Les auditions feront l’objet d’un compte-rendu qui servira de preuve afin de prendre une décision. Les comptes-rendus sont validés et signés par les personnes concernées afin qu’ils puissent avoir valeur d’attestation judiciaire au sens de l’article 202 du Code de procédure civile. Même si en droit du travail la preuve est libre, un minimum de formalisme vient renforcer et sécuriser le plan d’action ultérieur. En cas de contentieux judiciaire, l’enquête pourra être pleinement recevable.
L’enquête pourra faire apparaitre des préconisations et proposera une conclusion sur les faits reprochés.
8. Décisions et plan d’actions.
La qualification de "harcèlement ou pas" n’est pas utile pour l’intervention de l’employeur. Au titre de son pouvoir de direction et disciplinaire, l’employeur est habilité à décider d’un plan d’action quelle que soit la qualification retenue. S’il n’y a pas harcèlement, il peut y avoir tout au moins un "comportement inapproprié" pouvant justifier une action corrective. Ce que souhaite l’employeur, c’est donc avant tout de bien connaitre la réalité des faits ! Il est ensuite libre de les qualifier de comportements "professionnels" ou "non professionnels" et de les sanctionner si besoin.

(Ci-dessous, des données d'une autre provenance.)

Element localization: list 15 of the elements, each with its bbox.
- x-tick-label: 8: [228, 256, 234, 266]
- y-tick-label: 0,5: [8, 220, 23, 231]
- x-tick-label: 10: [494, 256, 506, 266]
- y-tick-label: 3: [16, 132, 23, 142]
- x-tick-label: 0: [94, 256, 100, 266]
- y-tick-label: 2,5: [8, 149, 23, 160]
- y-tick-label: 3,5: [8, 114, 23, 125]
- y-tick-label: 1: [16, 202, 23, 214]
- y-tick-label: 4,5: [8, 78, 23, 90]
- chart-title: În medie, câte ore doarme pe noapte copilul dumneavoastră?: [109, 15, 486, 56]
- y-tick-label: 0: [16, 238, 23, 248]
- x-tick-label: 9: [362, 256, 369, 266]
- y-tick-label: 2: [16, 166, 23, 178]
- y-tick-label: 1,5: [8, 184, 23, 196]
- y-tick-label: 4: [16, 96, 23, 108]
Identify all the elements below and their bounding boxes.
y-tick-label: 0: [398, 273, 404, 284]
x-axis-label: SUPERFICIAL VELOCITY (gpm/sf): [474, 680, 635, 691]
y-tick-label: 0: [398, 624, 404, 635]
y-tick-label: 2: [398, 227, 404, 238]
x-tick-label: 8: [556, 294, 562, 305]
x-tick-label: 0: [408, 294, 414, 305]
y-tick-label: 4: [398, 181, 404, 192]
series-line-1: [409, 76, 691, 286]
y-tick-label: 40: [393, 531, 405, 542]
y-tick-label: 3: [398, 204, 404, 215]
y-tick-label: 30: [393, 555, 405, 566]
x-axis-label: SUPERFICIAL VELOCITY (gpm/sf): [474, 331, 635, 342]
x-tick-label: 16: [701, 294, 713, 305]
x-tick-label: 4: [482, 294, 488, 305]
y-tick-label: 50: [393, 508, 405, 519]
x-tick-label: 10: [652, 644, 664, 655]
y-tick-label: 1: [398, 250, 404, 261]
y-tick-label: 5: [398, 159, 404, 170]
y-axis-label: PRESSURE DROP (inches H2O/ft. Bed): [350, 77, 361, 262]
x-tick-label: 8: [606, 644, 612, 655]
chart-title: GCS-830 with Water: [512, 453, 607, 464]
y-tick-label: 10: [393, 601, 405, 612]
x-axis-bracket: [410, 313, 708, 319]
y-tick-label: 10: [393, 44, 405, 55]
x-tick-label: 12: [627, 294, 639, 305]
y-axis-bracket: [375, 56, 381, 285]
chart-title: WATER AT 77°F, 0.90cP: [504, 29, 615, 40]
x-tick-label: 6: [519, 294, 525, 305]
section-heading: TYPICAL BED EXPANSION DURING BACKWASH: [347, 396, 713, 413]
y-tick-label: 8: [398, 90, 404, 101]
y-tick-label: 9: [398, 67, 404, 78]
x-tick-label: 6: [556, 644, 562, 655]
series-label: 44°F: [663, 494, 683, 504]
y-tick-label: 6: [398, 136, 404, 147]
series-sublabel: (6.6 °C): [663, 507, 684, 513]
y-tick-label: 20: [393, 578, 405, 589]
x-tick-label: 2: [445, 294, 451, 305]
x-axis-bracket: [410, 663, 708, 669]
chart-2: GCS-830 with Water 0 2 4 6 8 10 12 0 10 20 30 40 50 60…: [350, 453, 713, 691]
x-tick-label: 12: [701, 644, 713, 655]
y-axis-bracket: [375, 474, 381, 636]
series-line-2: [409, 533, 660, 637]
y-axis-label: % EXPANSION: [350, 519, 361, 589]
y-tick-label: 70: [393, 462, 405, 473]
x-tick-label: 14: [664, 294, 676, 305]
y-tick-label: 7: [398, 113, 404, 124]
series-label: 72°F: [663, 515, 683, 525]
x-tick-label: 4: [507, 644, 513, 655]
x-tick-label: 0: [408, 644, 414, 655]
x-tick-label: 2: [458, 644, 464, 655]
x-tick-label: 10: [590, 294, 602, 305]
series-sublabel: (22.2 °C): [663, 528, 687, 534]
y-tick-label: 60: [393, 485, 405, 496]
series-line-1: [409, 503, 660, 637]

L’objectif de l’enquête n’est pas uniquement de sanctionner, c’est surtout de mettre fin aux agissements reprochés. L’objectif n’est pas de qualifier juridiquement les faits de "harcèlement", c’est le rôle du juge, mais de trouver un plan d’action afin de faire cesser le risque et de permettre au salarié de reprendre le travail sans avoir "la boule au ventre".
En fonction des résultats de l’enquête, l’employeur pourra prendre les mesures nécessaires pour mettre fin au harcèlement, protéger la victime et prévenir toute récidive. Cela peut inclure des mesures disciplinaires, le licenciement, des formations ou des changements d’organisation.
La seule sanction disciplinaire n’est en aucun cas une action suffisante. Si les salariés doivent retravailler ensemble par la suite, il me semble impossible d’éluder une mesure de médiation afin de reconstruire un minimum la relation.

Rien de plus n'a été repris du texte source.